Quels sont les axes d'intervention de la Fondation ?

La Fondation VISIO est la seule à intervenir sur un domaine aussi large au bénéfice des personnes aveugles ou malvoyantes. D'abord la lutte contre les maladies cécitantes dont le nombre est en très forte croissance dans une société vieillissante d'une part mais qui utilise aussi de plus en plus longtemps les écrans (en particulier les enfants dont le développement de la rétine est entravé).
Elle développe des nouvelles technologies pour renforcer la mobilité et donc l'autonomie des personnes aveugles  ou malvoyantes, indispensable par exemple pour chercher un travail.
Nous intervenons en recherche ophtalmologique (un appel d'offre par an), en recherche technologique (canne blanche électronique, le programme phare de l'entreprise créée par la Fondation), et avons lancé un pôle vétérinaire unique en France sur les chiens guides (une nouveauté 2016) avec des critères très exigeants. L'idée est de trouver des solutions aux pathologies (oculaires, neuro musculaires, comportementales) de ces chiens qui doivent rester toute leur vie en parfaite santé.
La Fondation est totalement privée, toutes les ressources venant des mécènes et de grands donateurs sans aucune subvention publique.
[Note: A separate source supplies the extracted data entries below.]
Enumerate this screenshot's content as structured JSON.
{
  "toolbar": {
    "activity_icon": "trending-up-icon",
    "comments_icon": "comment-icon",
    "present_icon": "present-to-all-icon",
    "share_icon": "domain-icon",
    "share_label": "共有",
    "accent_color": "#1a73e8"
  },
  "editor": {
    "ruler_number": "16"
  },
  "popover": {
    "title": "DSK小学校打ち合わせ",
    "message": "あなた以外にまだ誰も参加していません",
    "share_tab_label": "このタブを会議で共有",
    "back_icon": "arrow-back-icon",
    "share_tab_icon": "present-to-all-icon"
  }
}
Le premier des mécènes est l'Association des Chiens Guides d'Aveugles de l'Ouest et nous faisons appel aux dons des entreprises assujetties à l'ISF.
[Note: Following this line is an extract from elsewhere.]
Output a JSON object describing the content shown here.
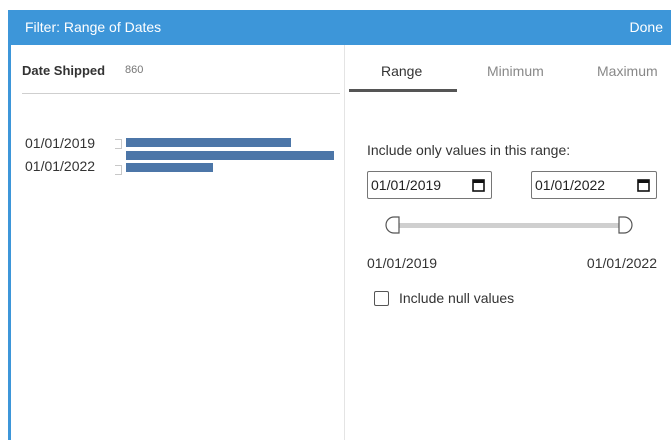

La Fondation a un champ d'action national pour la recherche ophtalmologique (une dizaine de projets sont en cours). Et la canne blanche électronique joue un rôle de diffusion à l'étranger. Elle est mise gratuitement, comme les chiens guides, à la disposition des aveugles. C'est un extraordinaire détecteur d'obstacles. En France elle est diffusée avec les écoles de chiens guides.

Quelle est votre vision de l'évolution du mécénat ?

Le mécénat se développe de mieux en mieux et n'est plus l'apanage des grands groupes, même de toutes petites entreprises s'impliquent aujourd'hui. Le contexte économique a certes généré un serrage de vis pour les plus modestes mais parallèlement le mécénat de compétences s'est développé.
Je suis confiante car cette implication financière ou en mécénat de compétences correspond à une évolution de la société. Elle est stimulante pur l'entreprise et motivante en interne. Le siège de notre Fondation est à côté d'Angers et nous constatons l'action  de la fondation Mécène et Loire qui mobilise les chefs d'entreprise de petites et moyennes structures. Même si je suis parfois surprise que la défiscalisation générée par le mécénat soit assez peu connue (même si ce n'est pas la cause première de l'engagement).
Le social et l'économique sont de plus en plus liés et ont besoin l'un de l'autre.